Since $x^{2}-x-1$ is a factor of the first polynomial $px^{17}+qx^{16}+1$ it means that the roots of the first equation are also the roots of the second polynomial.We can solve the first equation by quadratic formula to find :

$x_{1}= \dfrac{1 + \sqrt{5}}{2} =a , x_{2} = \dfrac{1 - \sqrt{5}}{2} = b$

$f(x) = zx^{20} + yx^{19} + 1$

$f(a) = za^{20} + ya^{19} + 1$

$f(b) = zb^{20} + yb^{19} + 1$

Both are linear equations , thus applying cross multiplication method

$\dfrac{z}{a^{19} - b^{19}} = \dfrac{y}{b^{20} - a^{20}} = \dfrac{1}{a^{20}b^{19} - b^{20}a^{19}}$

$\dfrac{y}{a^{20} - b^{20}} = \dfrac{1}{a^{19}b^{19}(a - b)}$

Now,

$\dfrac{1 + \sqrt{5}}{2} \times \dfrac{1 - \sqrt{5}}{2} = -1$

$a^{19}b^{19} = -1$

$y = \dfrac{a^{20} - b^{20}}{(a - b)}$

$F_{n}=\dfrac{\varphi^{n}-\psi^{n}}{\varphi-\psi}$ (where $\varphi =a , \psi = b$ )
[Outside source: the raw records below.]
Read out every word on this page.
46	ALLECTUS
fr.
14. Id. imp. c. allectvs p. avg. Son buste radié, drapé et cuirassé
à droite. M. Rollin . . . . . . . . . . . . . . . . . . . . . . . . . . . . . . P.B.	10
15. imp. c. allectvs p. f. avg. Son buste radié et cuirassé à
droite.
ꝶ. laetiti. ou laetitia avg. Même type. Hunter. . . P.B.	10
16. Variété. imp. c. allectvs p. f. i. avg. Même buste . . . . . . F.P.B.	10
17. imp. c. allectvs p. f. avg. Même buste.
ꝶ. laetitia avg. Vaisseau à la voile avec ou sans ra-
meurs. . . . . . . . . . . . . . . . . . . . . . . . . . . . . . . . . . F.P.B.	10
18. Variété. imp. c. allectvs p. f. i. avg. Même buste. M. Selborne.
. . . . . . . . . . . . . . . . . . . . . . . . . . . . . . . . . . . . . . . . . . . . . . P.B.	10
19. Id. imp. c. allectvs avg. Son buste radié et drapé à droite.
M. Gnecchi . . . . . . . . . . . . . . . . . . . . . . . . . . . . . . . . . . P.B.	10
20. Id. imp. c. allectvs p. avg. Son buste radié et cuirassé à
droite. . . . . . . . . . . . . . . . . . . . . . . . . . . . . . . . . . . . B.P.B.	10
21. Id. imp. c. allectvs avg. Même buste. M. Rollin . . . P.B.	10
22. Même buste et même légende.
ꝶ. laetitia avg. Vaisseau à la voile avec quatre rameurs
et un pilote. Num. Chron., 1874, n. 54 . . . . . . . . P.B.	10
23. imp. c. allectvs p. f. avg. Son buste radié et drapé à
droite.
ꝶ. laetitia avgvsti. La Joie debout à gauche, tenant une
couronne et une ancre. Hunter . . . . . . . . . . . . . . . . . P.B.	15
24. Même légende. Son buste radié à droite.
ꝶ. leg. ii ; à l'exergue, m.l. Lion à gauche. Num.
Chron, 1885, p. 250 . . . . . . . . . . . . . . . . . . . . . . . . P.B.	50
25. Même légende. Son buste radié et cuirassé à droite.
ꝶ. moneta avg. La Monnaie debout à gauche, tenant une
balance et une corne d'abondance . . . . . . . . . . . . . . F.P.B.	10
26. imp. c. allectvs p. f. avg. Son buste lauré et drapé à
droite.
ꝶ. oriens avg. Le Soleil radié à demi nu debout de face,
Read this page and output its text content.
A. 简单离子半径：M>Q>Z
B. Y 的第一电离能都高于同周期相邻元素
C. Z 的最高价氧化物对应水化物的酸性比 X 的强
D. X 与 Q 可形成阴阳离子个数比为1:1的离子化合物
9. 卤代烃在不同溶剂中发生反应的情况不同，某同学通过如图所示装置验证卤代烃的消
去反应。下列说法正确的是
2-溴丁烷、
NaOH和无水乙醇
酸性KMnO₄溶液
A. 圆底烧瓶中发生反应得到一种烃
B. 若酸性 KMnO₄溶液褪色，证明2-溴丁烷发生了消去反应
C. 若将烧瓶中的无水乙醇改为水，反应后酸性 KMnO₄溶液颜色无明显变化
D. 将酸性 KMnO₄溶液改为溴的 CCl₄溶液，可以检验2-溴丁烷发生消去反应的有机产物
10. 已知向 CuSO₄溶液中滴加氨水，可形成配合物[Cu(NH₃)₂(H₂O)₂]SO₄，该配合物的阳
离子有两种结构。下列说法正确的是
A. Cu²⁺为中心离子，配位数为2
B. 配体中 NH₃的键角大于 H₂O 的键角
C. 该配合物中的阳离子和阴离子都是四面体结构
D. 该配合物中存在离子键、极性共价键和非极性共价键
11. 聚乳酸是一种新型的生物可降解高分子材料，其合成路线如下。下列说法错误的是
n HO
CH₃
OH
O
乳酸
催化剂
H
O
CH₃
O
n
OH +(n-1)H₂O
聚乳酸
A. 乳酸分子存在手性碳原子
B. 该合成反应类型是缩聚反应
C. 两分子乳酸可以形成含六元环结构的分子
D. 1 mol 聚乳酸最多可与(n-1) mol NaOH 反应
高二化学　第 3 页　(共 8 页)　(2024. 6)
$F_{n} = F_{n-1} + F_{n-2}~ ,~~ F_{1}=1 = F_{2}$

Thus we have to find $F_{20} ~ which~is~equal~to~6765$

$\boxed{y = 6765}$

$Fibonacci ~ Series - 1,1,2,3,5,8,13,21,34.....$

How x^2=x+1 then x^20 = 6765x+4181 and x^19 = 4181x+2584. Replacing the espression given found : x(6765z+4181y)+4181z+2584y+1.

We have the zero the expressions " 6765z+4181y" and " 4181z+2584y+1", which brings us y =6765.